Among those canceled events are the Ocracoke Invitational Fishing Tournament, the Waterfowl Festival, the OVFD Firemen’s Ball, the Ocrafolk Festival, WOVV Women’s Arm Wrestling, July 4 activities, Blackbeard’s Pirate Jamboree, the Latino Festival and the Oyster Roast. They and we hope many of these events will return this year and will update our Events page as needed.

Nevertheless, Ocracoke carried on in a quieter mode, and we bring you a look back at some of the highlights in photos.

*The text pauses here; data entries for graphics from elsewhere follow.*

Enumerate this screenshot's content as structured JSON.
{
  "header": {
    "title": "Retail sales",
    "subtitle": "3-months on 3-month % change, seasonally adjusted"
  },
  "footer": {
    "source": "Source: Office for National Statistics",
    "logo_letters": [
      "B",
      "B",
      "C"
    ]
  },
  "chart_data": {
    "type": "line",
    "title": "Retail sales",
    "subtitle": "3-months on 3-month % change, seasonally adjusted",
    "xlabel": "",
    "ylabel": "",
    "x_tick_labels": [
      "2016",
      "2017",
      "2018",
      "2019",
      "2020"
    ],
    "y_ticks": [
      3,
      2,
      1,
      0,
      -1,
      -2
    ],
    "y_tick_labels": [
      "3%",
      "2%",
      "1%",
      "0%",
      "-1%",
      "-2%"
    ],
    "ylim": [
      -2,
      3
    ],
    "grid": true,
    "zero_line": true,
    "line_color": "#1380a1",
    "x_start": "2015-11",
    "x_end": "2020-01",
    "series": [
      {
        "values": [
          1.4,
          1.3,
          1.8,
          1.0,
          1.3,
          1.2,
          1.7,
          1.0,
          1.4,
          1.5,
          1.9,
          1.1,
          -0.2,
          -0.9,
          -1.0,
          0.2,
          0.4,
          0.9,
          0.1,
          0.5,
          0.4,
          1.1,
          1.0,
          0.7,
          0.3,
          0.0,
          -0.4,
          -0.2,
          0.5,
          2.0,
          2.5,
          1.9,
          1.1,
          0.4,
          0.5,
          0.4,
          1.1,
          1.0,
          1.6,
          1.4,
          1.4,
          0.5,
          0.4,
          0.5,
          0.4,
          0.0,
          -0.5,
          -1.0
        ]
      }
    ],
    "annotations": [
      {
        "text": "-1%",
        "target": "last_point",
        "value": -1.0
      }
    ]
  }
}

In January 2019, Pat Garber helps rescue sea turtles stunned by cold water. Photo: P. Vankevich

After Hurricane Dorian damage in September 2019, many homes have been or are being raised, and businesses continued to rebuild. Photo: C. Leinbach
Some homes are being rebuilt courtesy of faith-based volunteer groups. Photo: C. Leinbach
The COVID-19 pandemic prompted the state to allow restricted entry to some places, such as Ocracoke. Photo: C. Leinbach
Local businesses, such as the Fish House required customers to mask up before entering. Manager Pattie Plyler awaits customers. Photo: C. Leinbach
Many visitors took advantage of Ocracoke’s vast beaches this summer and fall to socially distance outside. Photo: C. Leinbach
The Ocracoke Fig Festival was held virtually, though souvenirs were sold on the OPS porch. Photo: C. Leinbach
The threat of Hurricane Isaias in August conjured up an unusual name for Ocracoke that begat a flurry of local stickers and T-shirts. Fortunately, Isaias tracked west of the island and Ocracoke was spared.
But Hurricane Teddy in September, though well off to the east in the ocean, brought heavy surf and ocean overwash on spots on N.C. 12. About 20 Ocracoke visitors, including a couple on their honeymoon, were stranded for three days in the Hatteras Ferry terminal parking lot before getting a special ride to the island.
Plein air artists, organized by Joanne Geisel, above, returned to Ocracoke in October and spent a week painting. Photo: C. Leinbach
The Village Thrift shop liquidated all of their merchandise and closed. It’s undetermined if and where they will reopen. Photo: C. Leinbach
After a year of rebuilding, DAJIO reopened on Sept. 3, three days before the anniversary of Hurricane Dorian.
The Ocracoke Interfaith Relief & Recovery Team held a socially distanced fundraising concert at the Berkley Barn in September. Photo: C. Leinbach
The old parts of Ocracoke School were torn down to make way for a new, raised building. Photo: C. Leinbach
The Scallywag 5K/10K/half-marathon was rescheduled to November and then held virtually, although some runners did the course in person and socially distanced. Photo: C. Leinbach
The Holiday Boat Parade on Thanksgiving Friday was a hit. Photo by Helena Stevens
Outgoing Ocracoke county commissioner Tom Pahl, left, and incoming commissioner Randal Mathews, right, pledge a peaceful transition of power.